STMicroelectronics, Inc. reported financial results for the fourth quarter and full year ended December 31, 2013 including fourth quarter net revenues of $2.01 billion, gross margin of 32.9%, and net loss of $0.04 per share. For the full year net revenues totaled $8.08 billion, gross margin was 32.3%, and net loss was $0.56 per share. Overall, net revenues as reported increased 0.1% sequentially and decreased 6.8% on a year-over-year basis. On a sequential basis by region of shipment, Greater China & South Asia posted growth of 4.1%, while Japan & Korea, the Americas, and EMEA decreased by 5.6%, 2.8%, and 1.0%, respectively.
"Fourth quarter revenue and gross margin results were well in line with our outlook range, coming in at the mid-point of our guidance, which translated into positive operating income before impairment and restructuring and a substantial positive free cash flow," said ST President and CEO Carlo Bozotti.
Sense & Power and Automotive Products (SP&A) fourth quarter net revenues increased 2.3% sequentially.

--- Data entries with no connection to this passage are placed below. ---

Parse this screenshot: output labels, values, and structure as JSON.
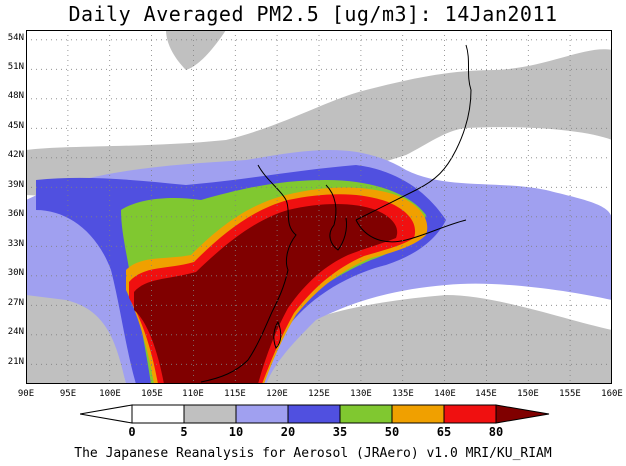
{
  "title": "Daily Averaged PM2.5 [ug/m3]: 14Jan2011",
  "credit": "The Japanese Reanalysis for Aerosol (JRAero) v1.0 MRI/KU_RIAM",
  "map": {
    "lon_range": [
      90,
      160
    ],
    "lat_range": [
      19.5,
      55.5
    ],
    "lat_ticks": [
      "54N",
      "51N",
      "48N",
      "45N",
      "42N",
      "39N",
      "36N",
      "33N",
      "30N",
      "27N",
      "24N",
      "21N"
    ],
    "lon_ticks": [
      "90E",
      "95E",
      "100E",
      "105E",
      "110E",
      "115E",
      "120E",
      "125E",
      "130E",
      "135E",
      "140E",
      "145E",
      "150E",
      "155E",
      "160E"
    ]
  },
  "colorbar": {
    "labels": [
      "0",
      "5",
      "10",
      "20",
      "35",
      "50",
      "65",
      "80"
    ],
    "colors": [
      "#ffffff",
      "#c0c0c0",
      "#a0a0f0",
      "#5050e0",
      "#80c830",
      "#f0a000",
      "#f01010",
      "#800000"
    ]
  }
}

SP&A revenues increased 4.2% compared to the year-ago quarter driven by APG and IPD. SP&A operating margin was 7.7% in the 2013 fourth quarter compared to 6.2% and 9.0% in the prior and year-ago quarter, respectively, with the sequential increase principally driven by product mix.
Embedded Processing Solutions (EPS) fourth quarter net revenues decreased 3.2% sequentially. EPS decreased 19.4% on a year-over-year basis mainly reflecting the progressive phase-out of WPS (former ST-Ericsson products). EPS segment operating margin was a negative 8.5% in the 2013 fourth quarter compared to negative 2.2% (or negative 11.5% excluding the gain from the sale of businesses) and negative 18.9% in the prior and year-ago quarter, respectively.
Overall fourth quarter gross profit was $662 million and gross margin was 32.9%. On a sequential basis, gross margin increased 50 basis points, primarily due to manufacturing efficiencies partially offset by negative currency effects and, as anticipated, unsaturation charges.
R&D expenses were $407 million in the fourth quarter representing a sequential decrease of $16 million or 3.7%, primarily due to ongoing cost reduction initiatives partially offset by the unfavorable seasonality effect. R&D expenses decreased 30% compared to $585 million in the year-ago period.
SG&A expenses were $249 million in the fourth quarter decreasing $4 million or 1.5% on a sequential basis mainly due to ongoing cost reduction initiatives partially offset by the unfavorable seasonality effect. SG&A expenses decreased 14% compared to $291 million in the year-ago period.
Fourth quarter operating income, before impairment and restructuring charges, was $18 million compared to $54 million in the prior quarter, which included an $80 million gain from the sale of businesses. Operating margin in the fourth quarter, before impairment and restructuring charges, was 0.9% with Sense & Power and Automotive (SP&A) operating margin at 7.7% and Embedded Processing Solutions (EPS) at negative 8.5%. Operating margin improved from negative 6.5% in the year-ago quarter mainly due to the split up of ST-Ericsson.
Fourth quarter net loss was $36 million or $(0.04) per share, compared to a net loss of $(0.16) and $(0.48) per share in the prior and year-ago quarter, respectively. On an adjusted basis, ST reported a non-U.S. GAAP net loss per share estimated at $(0.01) in the fourth quarter excluding impairment and restructuring charges, net of estimated income tax effect, compared to a net loss estimated at $(0.03) and $(0.11) per share in the prior and year-ago quarter, respectively.
Bozotti continued; "In 2013, we grew 3.2% excluding the former ST-Ericsson products, a better performance than our served market, with the main contributions coming from our microcontrollers and automotive products. We also made good progress on our customer diversification and mass market and distribution initiatives. In addition, our leading-edge set-top box products and FD-SOI-based ASICs led to important design wins and traction with major worldwide operators and OEM customers.
"We made solid progress in executing the strategy we announced in December 2012 but we still have much to accomplish. We completed the split up of ST-Ericsson in a timely manner and by adding some of their competencies we strengthened our product development teams. Furthermore, we brought our quarterly operating expenses down by about 25 percent compared to the year-ago quarter and our fourth quarter net operating expenses within our target range. We also started to make gradual structural changes to our manufacturing footprint which will benefit our gross margin and we announced a key frame agreement with the French government to support our R&D efforts for CMOS derivative technology, concluded Bozotti."